We present a computer vision method for identifying and reading hatchery marks in salmon otoliths. Synthetic
otolith marks are used at hundreds of hatcheries throughout the Pacific Rim to record the release location of
salmon. Each year, human readers examine hundreds of thousands of otolith samples to identify the marks in
captured salmon. The data guide hatchery investments and inform dynamic management practices that maxi-
mize allowable catch while preserving wild-hatched populations. However, the method is limited by the time
required to process otoliths, the inability to distinguish between wild and un-marked hatchery fish, and in some
cases classification processes are limited by the subjective decisions of human readers.
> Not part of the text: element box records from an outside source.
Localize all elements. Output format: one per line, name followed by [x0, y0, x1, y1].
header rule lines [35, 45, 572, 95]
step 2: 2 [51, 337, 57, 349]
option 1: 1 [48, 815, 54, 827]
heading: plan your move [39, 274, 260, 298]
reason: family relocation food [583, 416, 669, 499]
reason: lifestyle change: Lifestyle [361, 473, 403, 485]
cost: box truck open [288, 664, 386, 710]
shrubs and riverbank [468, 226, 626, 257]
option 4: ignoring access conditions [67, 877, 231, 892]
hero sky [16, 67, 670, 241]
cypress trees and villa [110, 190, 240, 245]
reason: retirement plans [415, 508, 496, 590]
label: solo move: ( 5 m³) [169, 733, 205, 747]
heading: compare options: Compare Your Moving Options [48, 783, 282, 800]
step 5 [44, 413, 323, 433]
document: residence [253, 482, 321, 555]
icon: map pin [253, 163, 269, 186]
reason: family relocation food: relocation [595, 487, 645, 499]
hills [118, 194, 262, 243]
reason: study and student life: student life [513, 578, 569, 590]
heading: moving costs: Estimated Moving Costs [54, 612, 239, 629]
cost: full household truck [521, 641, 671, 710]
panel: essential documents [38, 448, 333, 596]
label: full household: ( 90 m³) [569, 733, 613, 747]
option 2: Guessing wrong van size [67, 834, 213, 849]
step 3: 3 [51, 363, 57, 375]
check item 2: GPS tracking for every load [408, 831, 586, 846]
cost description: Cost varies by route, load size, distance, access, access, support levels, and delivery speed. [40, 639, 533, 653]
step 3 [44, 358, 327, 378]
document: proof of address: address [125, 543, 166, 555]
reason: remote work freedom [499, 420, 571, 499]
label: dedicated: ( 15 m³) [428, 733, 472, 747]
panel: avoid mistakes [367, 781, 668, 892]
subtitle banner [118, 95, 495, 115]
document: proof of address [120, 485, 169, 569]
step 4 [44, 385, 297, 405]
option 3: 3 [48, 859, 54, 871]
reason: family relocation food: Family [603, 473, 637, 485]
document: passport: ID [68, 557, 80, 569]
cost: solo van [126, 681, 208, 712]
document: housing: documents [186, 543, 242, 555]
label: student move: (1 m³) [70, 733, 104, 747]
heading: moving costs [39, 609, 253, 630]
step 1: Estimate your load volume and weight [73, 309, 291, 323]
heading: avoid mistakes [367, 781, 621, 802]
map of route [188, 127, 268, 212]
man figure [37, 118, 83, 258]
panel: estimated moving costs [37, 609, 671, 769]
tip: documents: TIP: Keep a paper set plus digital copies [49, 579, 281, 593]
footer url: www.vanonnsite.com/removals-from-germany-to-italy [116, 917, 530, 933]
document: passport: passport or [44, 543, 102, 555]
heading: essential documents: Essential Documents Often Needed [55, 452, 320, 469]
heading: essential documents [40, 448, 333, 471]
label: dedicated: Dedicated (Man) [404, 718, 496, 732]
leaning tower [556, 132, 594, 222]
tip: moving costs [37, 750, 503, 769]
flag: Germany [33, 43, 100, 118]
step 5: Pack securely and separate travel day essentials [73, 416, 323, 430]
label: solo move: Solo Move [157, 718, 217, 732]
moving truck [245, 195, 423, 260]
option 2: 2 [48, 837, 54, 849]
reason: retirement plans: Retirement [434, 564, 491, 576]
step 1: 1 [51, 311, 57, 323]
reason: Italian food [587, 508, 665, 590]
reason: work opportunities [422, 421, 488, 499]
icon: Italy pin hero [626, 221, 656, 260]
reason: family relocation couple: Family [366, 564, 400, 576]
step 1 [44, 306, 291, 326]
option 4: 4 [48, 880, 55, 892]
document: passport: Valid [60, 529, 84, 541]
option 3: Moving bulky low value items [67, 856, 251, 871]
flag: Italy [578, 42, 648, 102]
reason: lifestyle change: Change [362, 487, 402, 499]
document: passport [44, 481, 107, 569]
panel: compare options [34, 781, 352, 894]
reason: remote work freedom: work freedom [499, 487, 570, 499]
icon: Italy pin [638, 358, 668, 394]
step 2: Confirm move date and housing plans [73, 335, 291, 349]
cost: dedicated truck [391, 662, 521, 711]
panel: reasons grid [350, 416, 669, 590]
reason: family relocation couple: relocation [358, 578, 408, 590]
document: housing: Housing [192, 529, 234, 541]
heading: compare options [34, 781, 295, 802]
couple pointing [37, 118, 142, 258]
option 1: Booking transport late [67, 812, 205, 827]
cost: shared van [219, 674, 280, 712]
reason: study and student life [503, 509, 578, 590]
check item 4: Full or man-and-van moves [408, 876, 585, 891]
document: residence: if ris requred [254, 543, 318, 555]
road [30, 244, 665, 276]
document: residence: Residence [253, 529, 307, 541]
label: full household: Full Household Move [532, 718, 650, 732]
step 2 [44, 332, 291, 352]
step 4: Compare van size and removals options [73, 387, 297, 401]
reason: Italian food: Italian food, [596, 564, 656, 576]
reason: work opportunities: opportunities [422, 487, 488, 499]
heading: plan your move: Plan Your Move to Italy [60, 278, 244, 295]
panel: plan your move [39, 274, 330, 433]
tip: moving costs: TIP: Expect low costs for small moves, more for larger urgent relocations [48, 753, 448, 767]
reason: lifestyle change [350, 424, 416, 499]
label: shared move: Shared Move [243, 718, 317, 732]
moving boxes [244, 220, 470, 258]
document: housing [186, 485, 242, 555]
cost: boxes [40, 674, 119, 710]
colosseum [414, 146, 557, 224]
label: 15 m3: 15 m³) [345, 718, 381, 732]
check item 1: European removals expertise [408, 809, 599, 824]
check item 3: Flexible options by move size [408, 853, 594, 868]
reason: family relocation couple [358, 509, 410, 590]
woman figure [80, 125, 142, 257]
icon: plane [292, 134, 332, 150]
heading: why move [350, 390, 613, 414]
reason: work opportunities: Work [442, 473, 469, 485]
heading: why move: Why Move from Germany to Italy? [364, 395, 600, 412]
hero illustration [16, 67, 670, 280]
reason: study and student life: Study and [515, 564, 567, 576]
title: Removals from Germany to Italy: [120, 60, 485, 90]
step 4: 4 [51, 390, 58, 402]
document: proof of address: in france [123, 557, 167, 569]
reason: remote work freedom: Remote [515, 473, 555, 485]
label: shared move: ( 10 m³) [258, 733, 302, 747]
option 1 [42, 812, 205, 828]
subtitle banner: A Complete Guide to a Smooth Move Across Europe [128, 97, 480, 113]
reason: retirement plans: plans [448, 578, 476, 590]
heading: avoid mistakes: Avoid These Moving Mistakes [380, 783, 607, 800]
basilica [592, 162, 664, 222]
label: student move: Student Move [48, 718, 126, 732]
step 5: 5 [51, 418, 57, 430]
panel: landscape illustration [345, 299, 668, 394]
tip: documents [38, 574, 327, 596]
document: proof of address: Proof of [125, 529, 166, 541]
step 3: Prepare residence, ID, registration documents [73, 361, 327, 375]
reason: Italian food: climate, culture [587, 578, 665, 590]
Automated otolith reading
using computer vision has the potential to improve on all three of these limitations. We tested the classification
accuracy of transfer learning using previously published deep neural networks pretrained with the ImageNet
database and compared it to the classification accuracy achieved using shallow networks developed specifically
for otolith reading. The shallow networks achieved better classification accuracy with the available training and
test sets. In particular, we report a novel otolith classification algorithm that uses two neural networks trained
with an adversarial algorithm to achieve 93% classification accuracy between four hatchery marks and un-
marked otoliths. The algorithm relies on hemi-section images of the otolith exclusively: no additional biological
data are needed. Our work demonstrates a novel technique with modest training requirements that achieves
unprecedented accuracy. The method can be easily adopted in existing otolith labs, scaled to accommodate
additional marks, and does not require tracking additional information about the fish that the otolith was
retrieved from. Future work should determine the value of expanding the training set and applying the algorithm
to a more diverse set of otolith marks.